I feel most comfortable here with a third-person narrator who is close to the participant. In Block 4 terms, this is ‘Third person, some omniscience’. The narrator speaks on Aidan’s behalf, and brings the story into focus; but the story is not limited by Aidan’s actual voice and personal perceptions.
‘Continuous past’ is right in general for this long complicated story, though in action sequences I expect to use ‘continuous present’ to gain the vividness thus available. I favour ‘continuous past’ in general, as being familiar to the novel reader, and unlikely to cause irritation.
I do not here write wholly within a genre, as discussed in Block 2. The intention is to place the reader comfortably and convincingly within the events portrayed: unsurprised, entertained, and instructed. There are, however, elements of historical and thriller genres, particularly the latter in raising suspense as to how the story will develop.
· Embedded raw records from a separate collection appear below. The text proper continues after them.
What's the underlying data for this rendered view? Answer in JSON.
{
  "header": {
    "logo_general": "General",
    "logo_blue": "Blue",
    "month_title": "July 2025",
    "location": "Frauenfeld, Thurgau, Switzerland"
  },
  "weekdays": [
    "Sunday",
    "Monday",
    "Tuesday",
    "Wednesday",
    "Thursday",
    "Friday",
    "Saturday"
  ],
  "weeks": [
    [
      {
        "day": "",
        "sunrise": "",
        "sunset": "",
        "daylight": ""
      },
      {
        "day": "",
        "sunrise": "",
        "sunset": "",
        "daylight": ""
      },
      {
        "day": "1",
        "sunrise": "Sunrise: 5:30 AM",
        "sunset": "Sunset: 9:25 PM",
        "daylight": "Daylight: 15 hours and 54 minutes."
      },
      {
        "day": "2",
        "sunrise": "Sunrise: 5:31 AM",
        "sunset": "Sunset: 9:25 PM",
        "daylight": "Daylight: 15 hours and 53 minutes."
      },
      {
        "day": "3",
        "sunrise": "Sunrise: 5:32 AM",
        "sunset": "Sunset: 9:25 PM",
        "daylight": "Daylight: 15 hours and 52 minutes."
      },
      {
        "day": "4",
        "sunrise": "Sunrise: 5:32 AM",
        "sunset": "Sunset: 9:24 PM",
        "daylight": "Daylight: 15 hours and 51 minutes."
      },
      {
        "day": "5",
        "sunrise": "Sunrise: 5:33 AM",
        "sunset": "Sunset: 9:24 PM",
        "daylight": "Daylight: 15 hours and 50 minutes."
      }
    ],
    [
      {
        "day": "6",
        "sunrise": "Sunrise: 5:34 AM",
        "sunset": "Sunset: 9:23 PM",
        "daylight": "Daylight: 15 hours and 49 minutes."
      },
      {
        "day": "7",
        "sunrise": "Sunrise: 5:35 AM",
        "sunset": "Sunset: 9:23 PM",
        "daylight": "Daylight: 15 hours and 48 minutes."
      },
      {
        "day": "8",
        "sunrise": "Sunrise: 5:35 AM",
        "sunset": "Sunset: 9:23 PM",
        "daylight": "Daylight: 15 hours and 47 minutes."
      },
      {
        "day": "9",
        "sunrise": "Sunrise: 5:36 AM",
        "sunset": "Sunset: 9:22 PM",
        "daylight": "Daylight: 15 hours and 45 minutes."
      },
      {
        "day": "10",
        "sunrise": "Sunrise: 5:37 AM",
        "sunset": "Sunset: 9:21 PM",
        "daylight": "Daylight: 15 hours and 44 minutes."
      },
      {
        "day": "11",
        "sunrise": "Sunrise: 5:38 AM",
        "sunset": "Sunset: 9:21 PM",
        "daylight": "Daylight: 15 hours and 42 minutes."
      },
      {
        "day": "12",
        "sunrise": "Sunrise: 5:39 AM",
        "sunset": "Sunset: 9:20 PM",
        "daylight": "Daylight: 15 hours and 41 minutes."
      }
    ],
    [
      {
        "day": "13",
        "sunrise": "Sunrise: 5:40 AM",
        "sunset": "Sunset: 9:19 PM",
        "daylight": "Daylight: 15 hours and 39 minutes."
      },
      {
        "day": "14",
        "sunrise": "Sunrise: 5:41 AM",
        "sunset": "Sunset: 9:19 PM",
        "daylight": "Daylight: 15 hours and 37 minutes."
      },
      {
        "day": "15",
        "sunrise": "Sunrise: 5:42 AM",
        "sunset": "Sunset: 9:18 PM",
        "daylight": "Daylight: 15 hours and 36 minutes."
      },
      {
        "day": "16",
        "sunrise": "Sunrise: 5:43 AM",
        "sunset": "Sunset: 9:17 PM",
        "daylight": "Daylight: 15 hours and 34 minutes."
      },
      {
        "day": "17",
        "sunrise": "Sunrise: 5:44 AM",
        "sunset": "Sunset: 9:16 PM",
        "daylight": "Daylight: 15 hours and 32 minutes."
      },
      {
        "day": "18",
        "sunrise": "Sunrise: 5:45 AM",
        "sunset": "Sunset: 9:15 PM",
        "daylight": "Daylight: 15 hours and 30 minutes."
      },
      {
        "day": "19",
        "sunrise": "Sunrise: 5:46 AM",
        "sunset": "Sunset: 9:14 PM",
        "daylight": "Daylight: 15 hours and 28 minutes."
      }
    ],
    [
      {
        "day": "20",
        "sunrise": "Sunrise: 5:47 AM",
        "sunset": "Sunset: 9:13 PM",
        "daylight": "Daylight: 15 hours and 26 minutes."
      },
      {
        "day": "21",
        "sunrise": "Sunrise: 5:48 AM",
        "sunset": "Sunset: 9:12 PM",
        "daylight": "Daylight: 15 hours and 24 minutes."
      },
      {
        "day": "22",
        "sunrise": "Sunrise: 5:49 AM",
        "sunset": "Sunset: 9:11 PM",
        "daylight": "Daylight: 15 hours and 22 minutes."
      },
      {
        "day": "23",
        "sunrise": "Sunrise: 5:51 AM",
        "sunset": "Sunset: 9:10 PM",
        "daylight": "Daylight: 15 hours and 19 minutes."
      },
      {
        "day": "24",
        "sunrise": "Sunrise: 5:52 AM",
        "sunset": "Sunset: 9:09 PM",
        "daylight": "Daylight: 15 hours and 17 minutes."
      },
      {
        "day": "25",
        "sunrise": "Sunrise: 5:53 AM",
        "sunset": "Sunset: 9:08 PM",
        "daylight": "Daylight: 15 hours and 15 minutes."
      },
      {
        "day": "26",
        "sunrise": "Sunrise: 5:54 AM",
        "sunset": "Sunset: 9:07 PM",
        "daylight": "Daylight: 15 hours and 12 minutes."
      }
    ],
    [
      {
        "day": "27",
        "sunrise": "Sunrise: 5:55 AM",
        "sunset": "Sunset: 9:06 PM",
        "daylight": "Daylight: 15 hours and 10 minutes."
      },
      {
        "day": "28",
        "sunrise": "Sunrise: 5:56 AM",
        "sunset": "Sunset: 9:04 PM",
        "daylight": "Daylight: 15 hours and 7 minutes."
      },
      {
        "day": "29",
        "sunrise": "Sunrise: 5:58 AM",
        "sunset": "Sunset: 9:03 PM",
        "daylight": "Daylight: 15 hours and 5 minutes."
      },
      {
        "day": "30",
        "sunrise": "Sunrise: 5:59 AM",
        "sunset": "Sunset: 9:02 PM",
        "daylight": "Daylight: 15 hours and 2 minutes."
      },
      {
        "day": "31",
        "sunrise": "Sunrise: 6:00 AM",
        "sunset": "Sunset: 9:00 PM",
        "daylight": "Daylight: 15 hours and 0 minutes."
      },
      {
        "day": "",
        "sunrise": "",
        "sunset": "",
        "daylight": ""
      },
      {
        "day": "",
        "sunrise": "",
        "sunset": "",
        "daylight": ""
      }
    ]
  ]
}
I also nod to Conan Doyle’s historical novel Sir Nigel, in which the eponymous Nigel Loring, the main character, is somewhat as here presented. A glossary is added, partly for the reader’s convenience, but also to give a mock-academic ‘feel’ to the work; in the same way, the complete work would include a bibliography. Here I follow Robert Harris in his recent Roman works Pompeii and Imperium.
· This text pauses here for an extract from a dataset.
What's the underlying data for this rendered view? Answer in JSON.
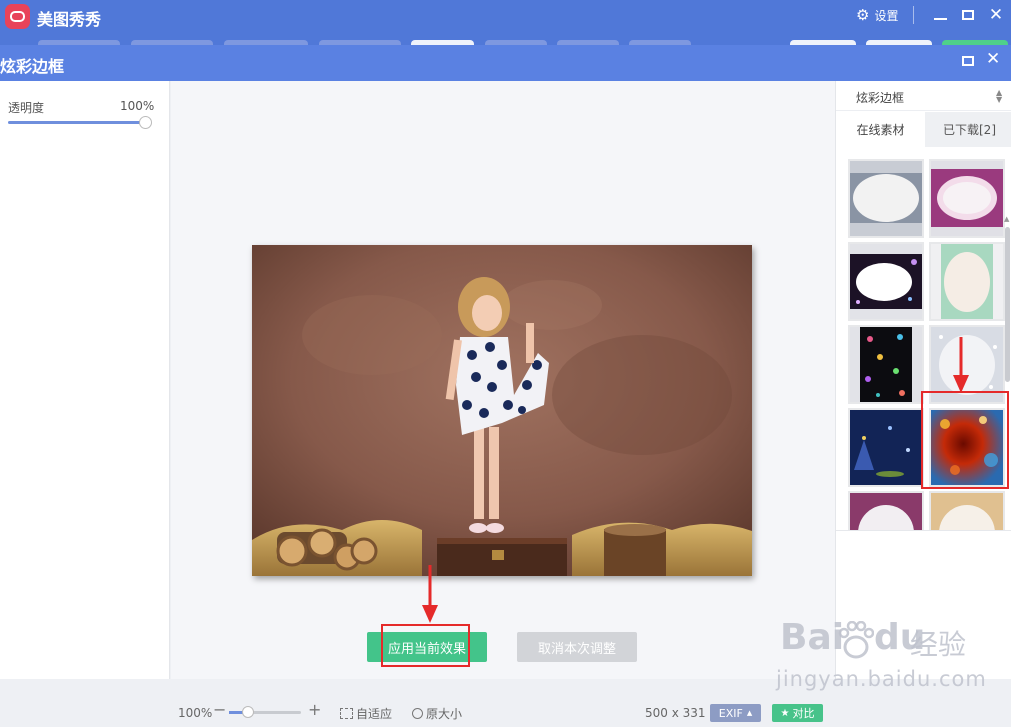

We open in medias res, in the abbey, developing a feel for the granularity, as it were, of a monk’s life. The protagonist, Aidan, is aged thirty-five, having joined the monastery at age thirteen and progressed to Bursar after five years as a novice, seven as a scribe, and seven as novice‑master.
Aidan is shown as a reflective soul, committed to his monastery, but concerned at the direction of his successful, busy life. Nobody shows any emotion, and the mood is to reflect a busy, stable community, in which the protagonist has a key rôle.